Le Sec et l’humide

 

Festival d’Avignon :

 

Le Sec et l’humide de Jonathan Littell, mise en scène de Guy Cassiers

 

(C)Christophe Raynaud de Lage

(C)Christophe Raynaud de Lage

Après avoir créé Les Bienveillantes l’an passé, d’après le roman éponyme de Jonathan Littell, qui critiquait la malveillance existentielle, Guy Cassiers  avec sa compagnie Toneelhuis d’Anvers, poursuit sa quête de sens, en revenant avec  un spectacle fondé sur un texte du même auteur franco-américain, où sont analysés langage et métaphores des écrits fascistes, dont La Campagne de Russie 1941-1945 du Belge Léon Degrelle (1906-1994) à Malaga, journaliste et directeur de presse engagé dans la mouvance catholique belge, il fonda le parti nationaliste Rex, proche des milieux catholiques, qui devint vite un parti fasciste.  Puis il se rapprocha d’Hitler et des nazis pendant la guerre , puis collabora de près eux quand ils occupèrent son pays.

D’un côté, la volonté ordonnée, sèche et nette des Allemands et des sympathisants belges de la cause nazie,, et de l’autre, la présence débraillée, désordonnée, poisseuse et humide, du monde russe qui peut contaminer ses adversaires allemands. La mise en scène participe d’une lecture académique par le comédien Filip Jordens, dont la voix déraille et quitte peu à peu ses repères, en se confondant étrangement avec celle de l’inquiétant Degrelle.

L’IRCAM (Institut de Recherche et Coordination Acoustique/Musique) a donné à Guy Cassiers la possibilité d’effectuer des expériences sur le son et la voix, grâce à des enregistrements historiques conservés dans des archives. Le spectacle suit ainsi le fil de l’épopée de Léon Degrelle en Russie et le récit de sa fuite vers l’Espagne. Mais, de façon irréversible, la frontière entre narrateur et sujet finit par disparaître.
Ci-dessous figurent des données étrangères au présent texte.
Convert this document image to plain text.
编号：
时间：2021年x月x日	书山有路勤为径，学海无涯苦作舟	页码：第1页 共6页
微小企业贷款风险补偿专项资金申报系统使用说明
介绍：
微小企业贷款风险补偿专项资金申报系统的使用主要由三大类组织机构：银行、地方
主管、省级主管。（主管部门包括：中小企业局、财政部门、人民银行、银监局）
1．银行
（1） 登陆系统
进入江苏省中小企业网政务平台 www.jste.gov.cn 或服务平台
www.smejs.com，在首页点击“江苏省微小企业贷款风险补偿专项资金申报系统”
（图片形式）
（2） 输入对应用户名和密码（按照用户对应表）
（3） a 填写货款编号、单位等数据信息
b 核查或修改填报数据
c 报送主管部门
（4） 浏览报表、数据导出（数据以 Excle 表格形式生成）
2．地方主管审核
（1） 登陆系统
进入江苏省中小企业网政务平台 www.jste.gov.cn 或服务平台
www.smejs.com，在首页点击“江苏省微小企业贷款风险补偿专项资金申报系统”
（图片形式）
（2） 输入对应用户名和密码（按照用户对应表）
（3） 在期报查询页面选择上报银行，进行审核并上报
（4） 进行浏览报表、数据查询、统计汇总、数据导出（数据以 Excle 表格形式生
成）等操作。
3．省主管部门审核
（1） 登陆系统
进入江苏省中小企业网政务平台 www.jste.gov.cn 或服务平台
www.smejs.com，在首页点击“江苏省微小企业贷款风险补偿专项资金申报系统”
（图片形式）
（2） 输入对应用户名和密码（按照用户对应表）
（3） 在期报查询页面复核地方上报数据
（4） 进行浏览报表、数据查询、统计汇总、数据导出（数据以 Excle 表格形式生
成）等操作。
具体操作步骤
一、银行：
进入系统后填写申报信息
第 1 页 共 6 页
A mesure qu’il avance dans son exposé, l’identification du chercheur à Léon Degrelle va grandissant, dans une confusion croissante entre l’Histoire et le présent : le narrateur se met finalement lui-même en scène, en devenant l’objet de son récit. Avec, d’un côté, la verticalité fière de l’idéologie fasciste et de l’autre, la boue communiste.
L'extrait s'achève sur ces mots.